Он вошёл в шатёр. Внутри было тихо. Она лежала на их ложе — её силуэт угадывался у дальней стены, укрытый мехами до подбородка. Но по дыханию он понял: она не спит. Он не стал ничего говорить. Просто сел. Разулся, молча лег рядом, стараясь не коснуться — и всё равно ощутил её тепло, её запах. Думал, как заговорить с ней, как простить — не уронив своей гордости. Как заставить её пообещать больше ничего от него не скрывать.
И вдруг — лёгкое касание. Сначала её пальцы коснулись его плеча. Осторожно. Как будто спрашивали: можно? Он не ответил. Только чуть развернулся — и встретил её глаза.
Темнота скрывала всё, кроме её глаз. Они были влажными. В них было многое: и страх, и упрямство, и какая-то… детская надежда.
Он не выдержал.
Протянул руку. Погладил по волосам. По щеке. Притянул ближе. В свои объятия.
И тогда она заплакала. Беззвучно. Без истерики. Просто слёзы — тихие, горячие — орошали его грудь, как весенний дождь в степи.
Он обнял её ещё крепче. Его сердце сжалось. Он пробурчал:
— Перестань… Не могу видеть твои слёзы, — и прижал к себе, как мужчина, потерявший и вернувший самое дорогое.
А когда слёзы полились ещё сильнее, он начал целовать её — тихо, едва касаясь: в лоб, в висок, в щёку, в солёные от слёз губы. Не из желания — из нежности. Его ладони скользили по её волосам, спине, плечам — утешая, успокаивая, впитывая её боль. Он целовал, пока её слёзы не иссякли, пока дрожь не утихла, пока она сама не потянулась к нему навстречу — с поцелуями, с жаждой быть ближе.
Они не говорили. Не спрашивали, кто был прав, кто виноват.
Они просто прижимались друг к другу — тихо, бережно, как два сердца, что снова научились биться в унисон.
И когда его ладони скользнули под ткань, а её дыхание стало неровным, это было не страстью. Это было доверием. Прощением. Клятвой без слов.

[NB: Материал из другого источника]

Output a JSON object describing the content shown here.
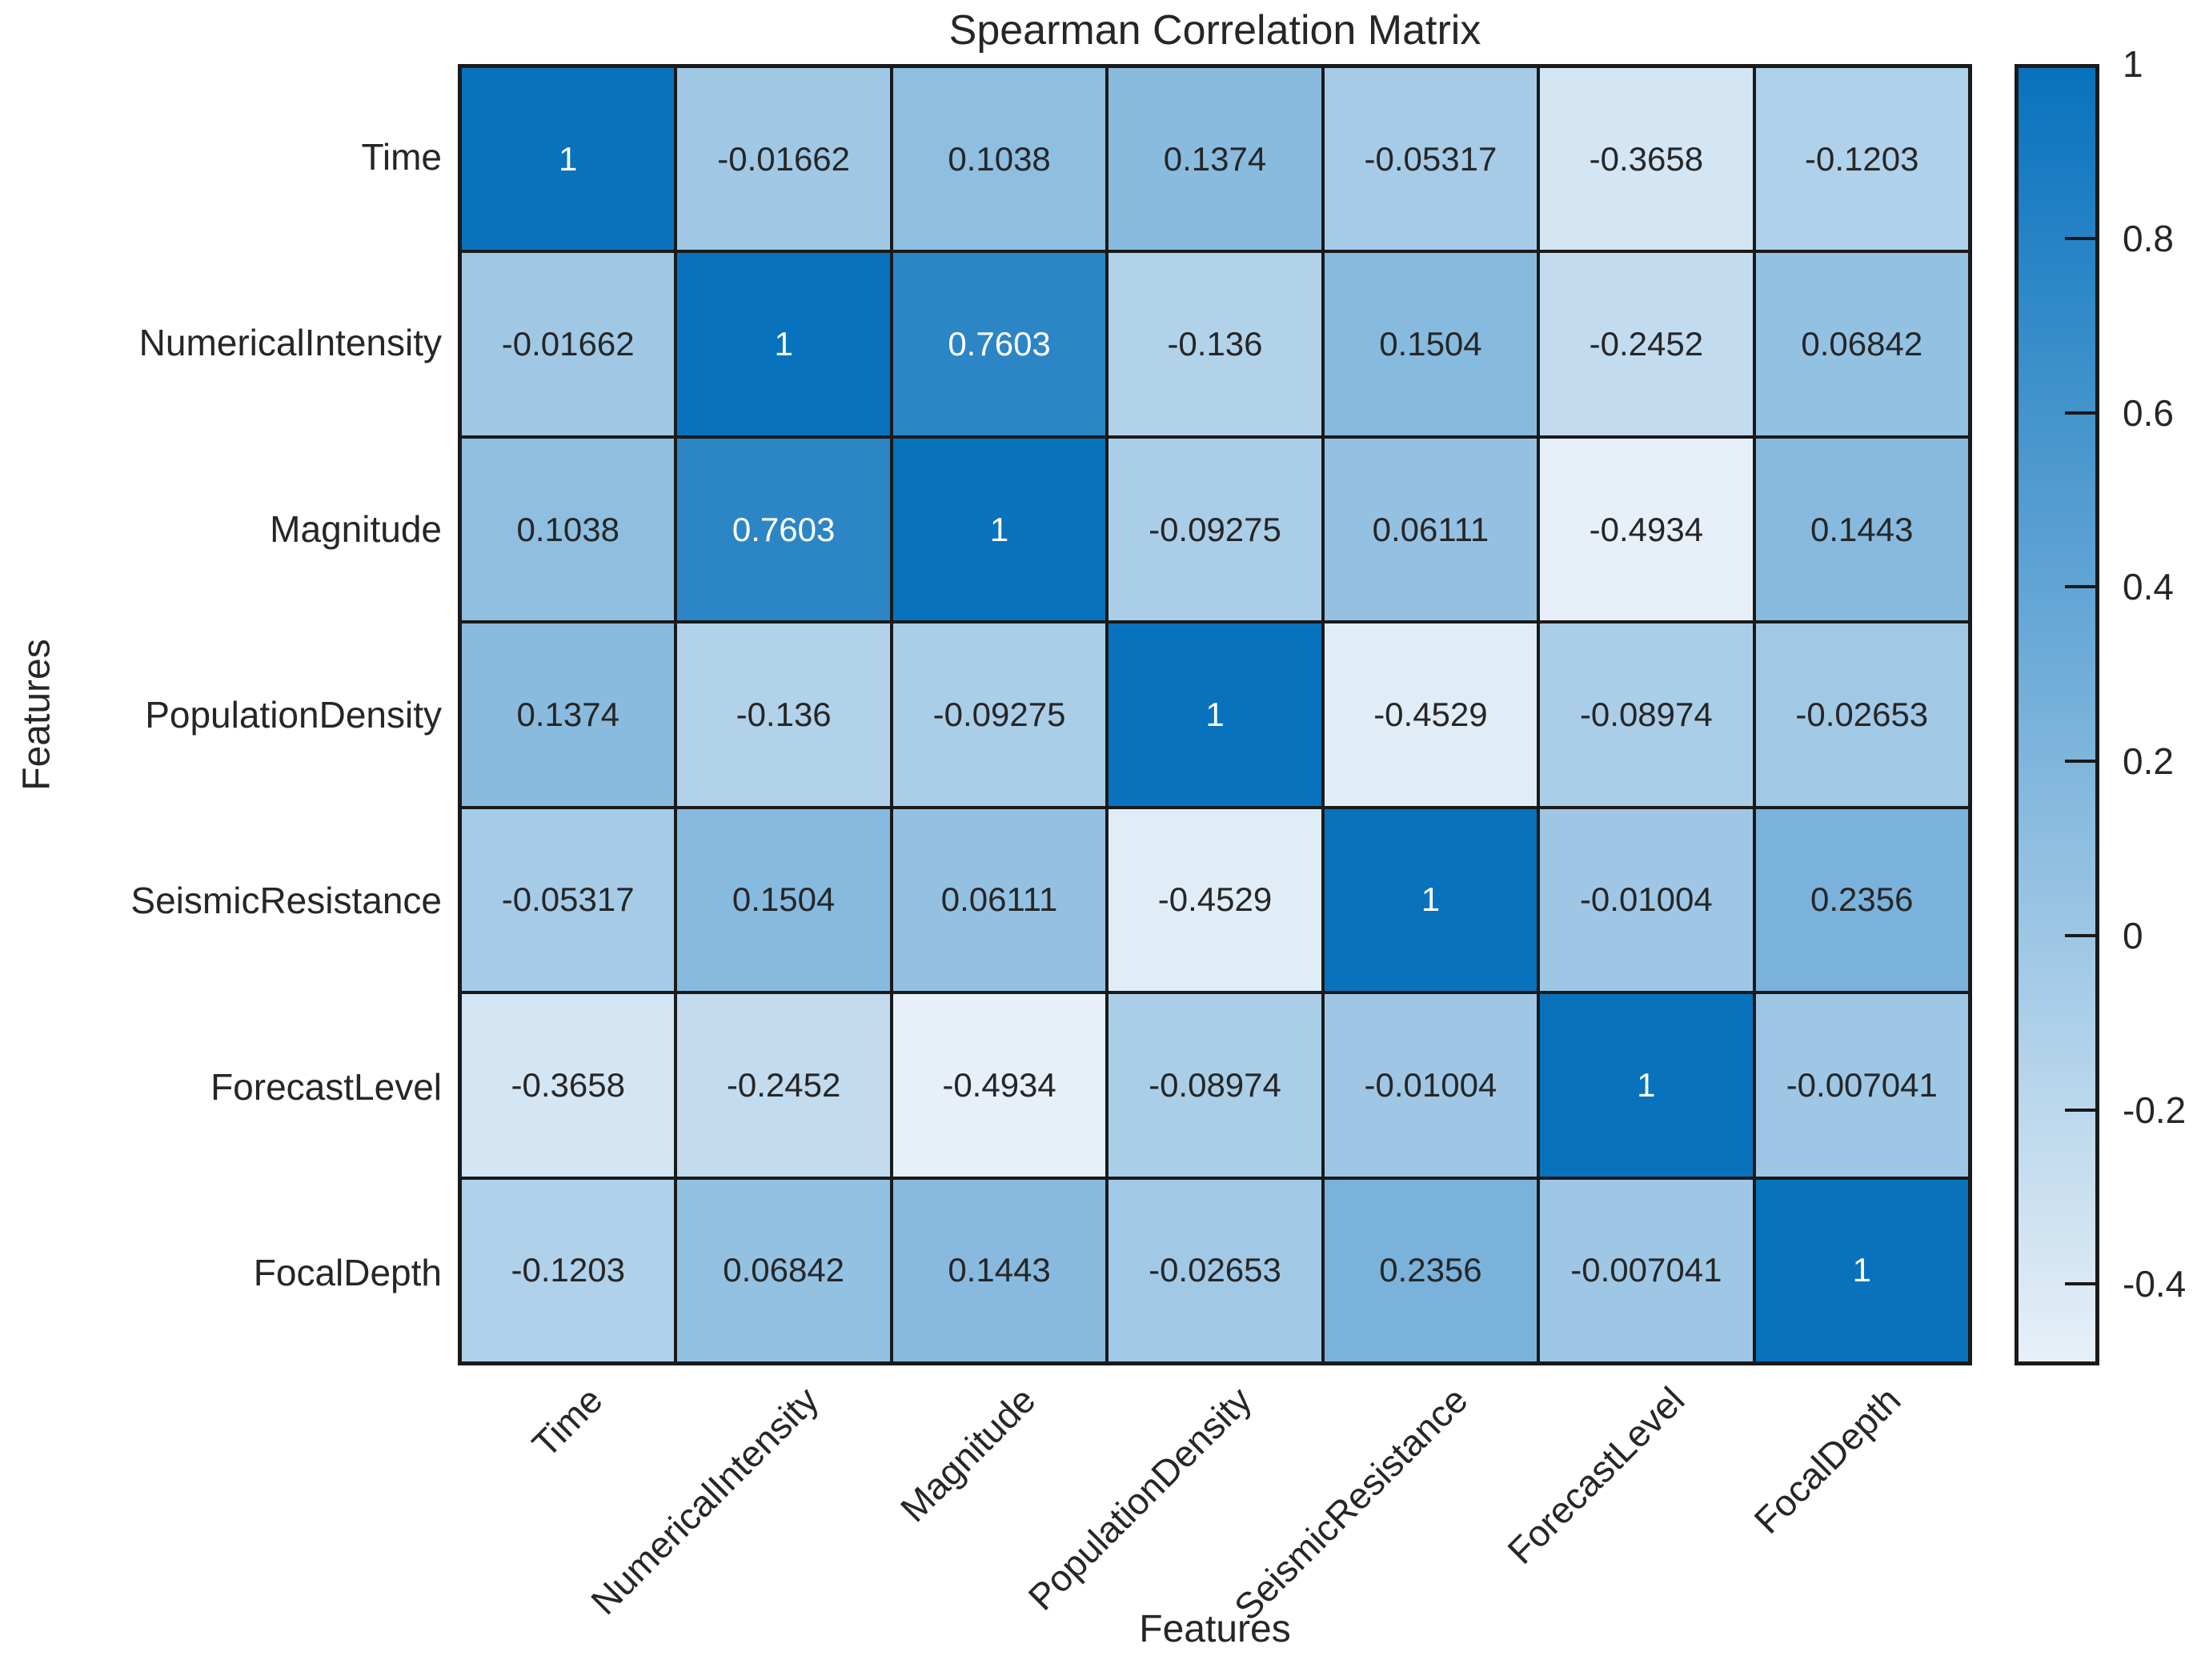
{
  "title": "Spearman Correlation Matrix",
  "x_axis_title": "Features",
  "y_axis_title": "Features",
  "chart_data": {
    "type": "heatmap",
    "title": "Spearman Correlation Matrix",
    "xlabel": "Features",
    "ylabel": "Features",
    "categories": [
      "Time",
      "NumericalIntensity",
      "Magnitude",
      "PopulationDensity",
      "SeismicResistance",
      "ForecastLevel",
      "FocalDepth"
    ],
    "matrix": [
      [
        1,
        -0.01662,
        0.1038,
        0.1374,
        -0.05317,
        -0.3658,
        -0.1203
      ],
      [
        -0.01662,
        1,
        0.7603,
        -0.136,
        0.1504,
        -0.2452,
        0.06842
      ],
      [
        0.1038,
        0.7603,
        1,
        -0.09275,
        0.06111,
        -0.4934,
        0.1443
      ],
      [
        0.1374,
        -0.136,
        -0.09275,
        1,
        -0.4529,
        -0.08974,
        -0.02653
      ],
      [
        -0.05317,
        0.1504,
        0.06111,
        -0.4529,
        1,
        -0.01004,
        0.2356
      ],
      [
        -0.3658,
        -0.2452,
        -0.4934,
        -0.08974,
        -0.01004,
        1,
        -0.007041
      ],
      [
        -0.1203,
        0.06842,
        0.1443,
        -0.02653,
        0.2356,
        -0.007041,
        1
      ]
    ],
    "colorbar": {
      "position": "right",
      "vmin": -0.4934,
      "vmax": 1,
      "tick_labels": [
        "1",
        "0.8",
        "0.6",
        "0.4",
        "0.2",
        "0",
        "-0.2",
        "-0.4"
      ],
      "tick_values": [
        1,
        0.8,
        0.6,
        0.4,
        0.2,
        0,
        -0.2,
        -0.4
      ],
      "color_min": "#E7F0F8",
      "color_max": "#0872BD"
    },
    "cell_border_color": "#1a1a1a",
    "grid": "on"
  }
}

Он касался её медленно, почти благоговейно — будто боялся, что она исчезнет, стоит лишь надавить сильнее. Пальцы скользили по коже, как по шелку. И она отвечала — всем телом. Больше не стесняясь, не прячась, не скрывая своих эмоций и страсти. Целовала и трогала, где хотела и как хотела, наслаждаясь каждым его откликом на её ласки — как женщина, которая наконец позволила себе быть самой собой.
Он принял её такой, какой она была: горячей — с ним, молчаливой — на людях. Упрямой, ранимой, скрытной, независимой. Сложной. Его женщина… она — такая разная, но вся его.
И когда их тела наконец соединились, не было ни резкости, ни спешки.
Только тепло. Долгое, размеренное движение, будто он боялся спугнуть то новое, что возникло между ними. А она прижималась к нему ближе, целовала в шею, в губы, в грудь — показывая всем своим существом, что это её выбор. Быть здесь. С ним.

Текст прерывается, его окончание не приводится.